Porque cabrearse es más fácil que pensar

"Nada que decir, todo por hablar, y mientras callamos duele más".

Buena frase como introducción pero la verdad es que es así... Las cosas no sé si a veces no se piensan o se piensan demasiado rápido, pero el caso es que muchas veces hay palabras que hieren, que pueden decirse de otra forma pero te pillan en caliente y por un par de frases buscas un cabreo innecesario...
La consecuencia de ese par de frases en este caso ha sido un cabreo por parte los dos bandos, "¿tú no hablas? pues yo menos". Las palabras muchas veces salen sin pensar, pero sin duda si no querías volver a verme o volver a hablar conmigo, conseguido, porque ni a mi propia madre le consiento que me hable así y mucho menos a un crío que se rebota sin saber los motivos. Mis motivos tendría para no ir, ¿no crees? Aprendete que no eres el ombligo del mundo anda, que igual que tú tienes vida social, yo no pude avisarte antes...

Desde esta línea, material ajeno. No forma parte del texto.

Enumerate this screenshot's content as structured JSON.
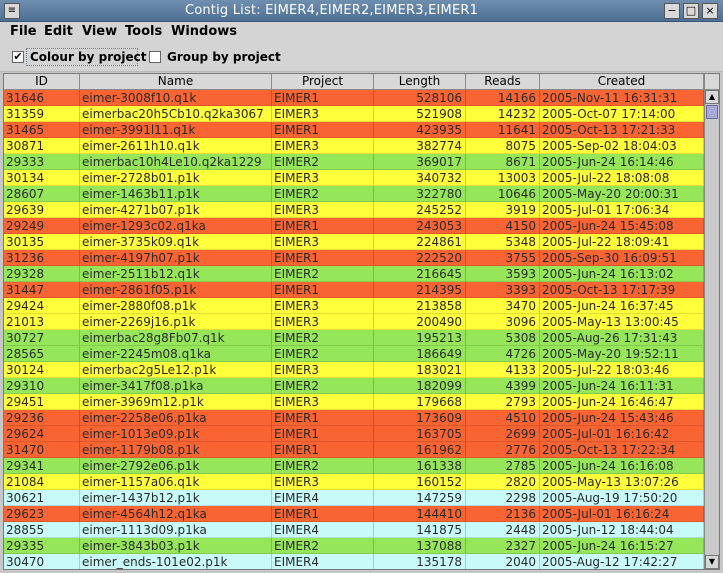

Siento habertelo dicho justo en el momento, sé que podría habertelo dicho antes pero, ¿no se te ha ocurrido pensar que no podía? Claro, es mucho pedir por mi parte semejante cosa... en ese instante estabas demasiado ocupado soltando barbaridades como para pararte a pensar... pues muy bien, si querías volver a empezar, volver a hacer que sea invisible, solo tenías que decirlo, no hacía falta que te buscases un cabreo y me lo buscases a mi también... porque como podrás comprobar, estoy muy tranquila... Dos meses, solo vas a tener que aguantarme cerca dos meses y en la graduación, y aun así no tenemos ni que cruzarnos.
¡Enhorabuena, lo conseguiste! ¡Adiós!